My plans for tonight’s astronomy were take out scope, point towards Jupiter, view it, the nearby planet Uranus and then move about half the Jupiter-Moon distance in the opposite direction to the Moon and find comet Temple, presently at 8th magnitude or thereabouts. Sadly, cloud crowded over the eastern half of the sky and never really melted away properly until now, as the Sun rises.
Before the cloud had a chance to move in, I took a snap or two of the ISS pass at 23:20. I looked to the north, but there was nothing doing from where I was and so headed indoors. Ten or fifteen minutes later, Stuart Atkinson sent a text warning that Noctilucent Clouds were about. A second text suggested they were pretty bright.
I headed out, but the cloud was thick and again from my observing positions, not much in terms of NLCs could be seen. At Stuart’s request I did a weather check and things looked pretty bad for the night, with mixed cloud and clear spells peaking about 2am, clearing for 4am and then regathering strength. As it happened, they cleared a bit earlier and have regathered strength since I began writing this.
I carried on with normal stuff on the computer until about 3am when I noticed a persistent white glow to the north. Initially dismissing it as the Sun or twilight poking through a hole in the clouds, I took a closer look and saw the clouds were actually not as extensive as I thought – and to the north-west, an obvious set of NLCs fought the growing light of the Sun.

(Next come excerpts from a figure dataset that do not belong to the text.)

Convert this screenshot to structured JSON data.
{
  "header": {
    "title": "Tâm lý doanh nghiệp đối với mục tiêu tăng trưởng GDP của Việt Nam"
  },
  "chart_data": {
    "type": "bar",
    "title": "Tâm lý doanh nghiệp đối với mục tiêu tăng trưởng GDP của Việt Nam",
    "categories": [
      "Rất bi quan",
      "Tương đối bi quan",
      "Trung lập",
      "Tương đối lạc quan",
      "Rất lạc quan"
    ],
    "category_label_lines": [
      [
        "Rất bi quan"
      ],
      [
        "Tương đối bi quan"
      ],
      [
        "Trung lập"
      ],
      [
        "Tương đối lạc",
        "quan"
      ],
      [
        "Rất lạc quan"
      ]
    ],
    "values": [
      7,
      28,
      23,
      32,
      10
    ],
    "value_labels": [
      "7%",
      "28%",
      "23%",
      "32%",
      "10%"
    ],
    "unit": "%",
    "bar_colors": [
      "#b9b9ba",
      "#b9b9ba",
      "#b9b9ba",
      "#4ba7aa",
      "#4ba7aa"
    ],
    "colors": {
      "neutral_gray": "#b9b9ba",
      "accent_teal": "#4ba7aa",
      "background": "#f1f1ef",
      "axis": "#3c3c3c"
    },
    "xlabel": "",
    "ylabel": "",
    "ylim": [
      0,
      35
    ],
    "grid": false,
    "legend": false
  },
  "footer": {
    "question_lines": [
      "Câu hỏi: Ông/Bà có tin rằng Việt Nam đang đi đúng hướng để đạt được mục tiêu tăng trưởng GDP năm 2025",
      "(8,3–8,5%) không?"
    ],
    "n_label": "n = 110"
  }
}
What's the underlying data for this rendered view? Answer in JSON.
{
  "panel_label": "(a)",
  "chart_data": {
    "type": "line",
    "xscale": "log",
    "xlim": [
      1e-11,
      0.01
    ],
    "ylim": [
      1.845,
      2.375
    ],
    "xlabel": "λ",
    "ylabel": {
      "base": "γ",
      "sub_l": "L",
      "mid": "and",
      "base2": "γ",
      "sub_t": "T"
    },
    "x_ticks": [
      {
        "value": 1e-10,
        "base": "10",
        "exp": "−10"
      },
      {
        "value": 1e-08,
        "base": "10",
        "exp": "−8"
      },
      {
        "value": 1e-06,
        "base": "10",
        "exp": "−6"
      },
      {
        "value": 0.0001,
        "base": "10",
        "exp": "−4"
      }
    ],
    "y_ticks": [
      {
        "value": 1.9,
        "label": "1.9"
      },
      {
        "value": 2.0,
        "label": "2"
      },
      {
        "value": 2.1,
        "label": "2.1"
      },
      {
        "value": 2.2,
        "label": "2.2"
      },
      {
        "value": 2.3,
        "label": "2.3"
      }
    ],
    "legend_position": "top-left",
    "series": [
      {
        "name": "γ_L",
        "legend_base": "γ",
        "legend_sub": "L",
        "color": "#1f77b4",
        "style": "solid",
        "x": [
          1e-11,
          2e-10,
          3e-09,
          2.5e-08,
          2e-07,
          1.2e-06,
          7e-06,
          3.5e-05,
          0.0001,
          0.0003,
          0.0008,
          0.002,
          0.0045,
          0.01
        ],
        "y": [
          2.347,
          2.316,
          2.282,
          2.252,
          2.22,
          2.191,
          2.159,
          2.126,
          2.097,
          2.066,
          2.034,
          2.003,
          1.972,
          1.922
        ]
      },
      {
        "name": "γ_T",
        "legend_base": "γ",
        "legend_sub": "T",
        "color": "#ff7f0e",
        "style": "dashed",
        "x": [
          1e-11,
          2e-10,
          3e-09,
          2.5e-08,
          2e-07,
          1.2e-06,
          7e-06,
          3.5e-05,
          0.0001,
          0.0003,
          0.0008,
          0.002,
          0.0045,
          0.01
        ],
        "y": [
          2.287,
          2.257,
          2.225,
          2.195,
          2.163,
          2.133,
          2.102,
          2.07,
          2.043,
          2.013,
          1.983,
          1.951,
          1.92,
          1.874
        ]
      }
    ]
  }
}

I texted Stuart and headed out.
I headed to the Cliff Terrace back lane where I normally get things to the north and did a few test shots, which came out nicely. I then headed to the front of the terrace, which gave me a Western view, at which point more photos where taken. Although very bright, it wasn’t as extensive as the bigger displays of last year. I headed to Bowling Fell and took a few more shots over the town, but the emergent twilight was already killing them off.
Back to Cliff Terrace to see what little I could and then back home for 3.30am. From the office window, I was able to see and snap the final wisp or two before uploading to my NLCs 2010 flickr set and writing this.